He said that the symbolic event was significant to ensure that all seized drugs are permanently out of circulation and stopped from doing any further harm to the society.

“The Act establishing drug agency demands that an order must be granted by a Federal High Court which enables the agency to destroy publicly all the drug seizure cases that had been concluded.

“Following the court order, we are gathered to destroy a gross drug of 19.234.58 kilogramme, made up of cannabis sativa, and other variety of psychotropic substances.”

Mustapha said that the Borno Command of the NDLEA had recently intercepted and seized about 8 tonnes of cannabis in the Maiduguri Metropolis.

He lamented that the number of drugs seizures, arrest and conviction of drug dealers in the state, validated the position of hard drugs as a conflict stimulator that fuels, violent crimes, cultism in campuses and even domestic violence.

The Chairman said that the menace of the drug abuse in the northeast was a source of great concern in view of its current status of insecurity with its attendance dislocation of the living condition of the people.

“Currently, the vulnerable groups that had expanded include; teenage girls, young women and even old married women who are ordinarily mothers of our children that are expected to be the custodians of nurturing of our children into responsible adult.”

He lamented that over 4.2 million Nigerians abused all forms of psychotropic substances.

“It is for this reasons that the federal government is focusing on a new drug programme on the New National Security Strategy as part of the efforts to forestall the menace of insecurity confronting the country,” he said.

According to him, New Policy Initiatives are underway to ensure that the country overcome the problems of illicit trafficking and drug abuse.

As an extension of the proposed Drugs Integrity Test Policy in the public service, the NDLEA is also considering partnering with religious leaders to make drug test a prerequisite for marriage in Churches and Mosques just as the case of HIV/AIDS and genotype test.

“We can no longer remain indifferent to the problems and refused to take responsibility in an effort to control drugs, we must come to term that drugs issue is a shared responsibility for all in the society.

“Government at all levels, community and religious leaders, parents, social workers, the media, youth organisations and policy makers should see it as a point of duty to come together and identify with our office efforts of combating drug abuse.”

The Chairman commended Gov.

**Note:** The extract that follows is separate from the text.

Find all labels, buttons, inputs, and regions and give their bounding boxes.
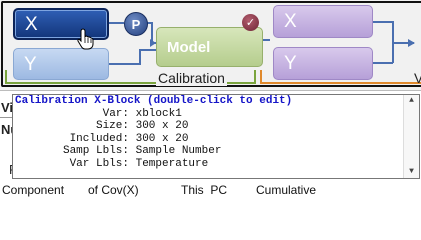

Babagana Zulum for his support to the state command especially in the supply of patrol vehicles and renovation of staff quarters.

He also lauded the prompt response of sister agencies to the event, adding that it was a collective resolve to tackle head on the menace of drug abuse and illicit drug trafficking that was ravaging the society.

In his remarks, Zulum said that the large quantity of drug seized by the agency was a matter of great concern.

Zulum recalled that recent media report has shown that Kano, Kaduna, Borno and Niger were some of the states with highest numbers of cases of drug abuse in the country.

He said that some of the common illicit substances being abused in Northern Nigeria include; Cannabis Sativa, Benylin with Codeine and Tramadol among others.

He said that more disturbing was the numbers of students in secondary schools and tertiary institutions who take these illicit drugs.

He said: “These are our children and future leader of our great country. Urgent steps must be taken to save the future of our state and safeguard our children to become meaningful individuals in the society.”

He explained that the negative impact of drug abuse by students include; extreme violence, rape, suicide, school dropout, stealing, poor academic performance, poor health and waste of resources.

“The second vices was not limited to cultism, racketeering, armed robbery as well as the current insurgency that we are facing. The minds of youths under the influence of modified drugs can easily be manipulated by adult to achieve any selfish purpose.

Zulum appealed to the NDLEA to continue to work with other agencies involved in the regulations, manufacturing, importation and distribution of drugs in Nigeria.

The News Agency of Nigeria (NAN) reports that men of the Nigeria Customs Service, Nigeria Immigration Service, Nigeria Army, Fire Brigade and Nigeria Police were on ground during the burning of the drugs.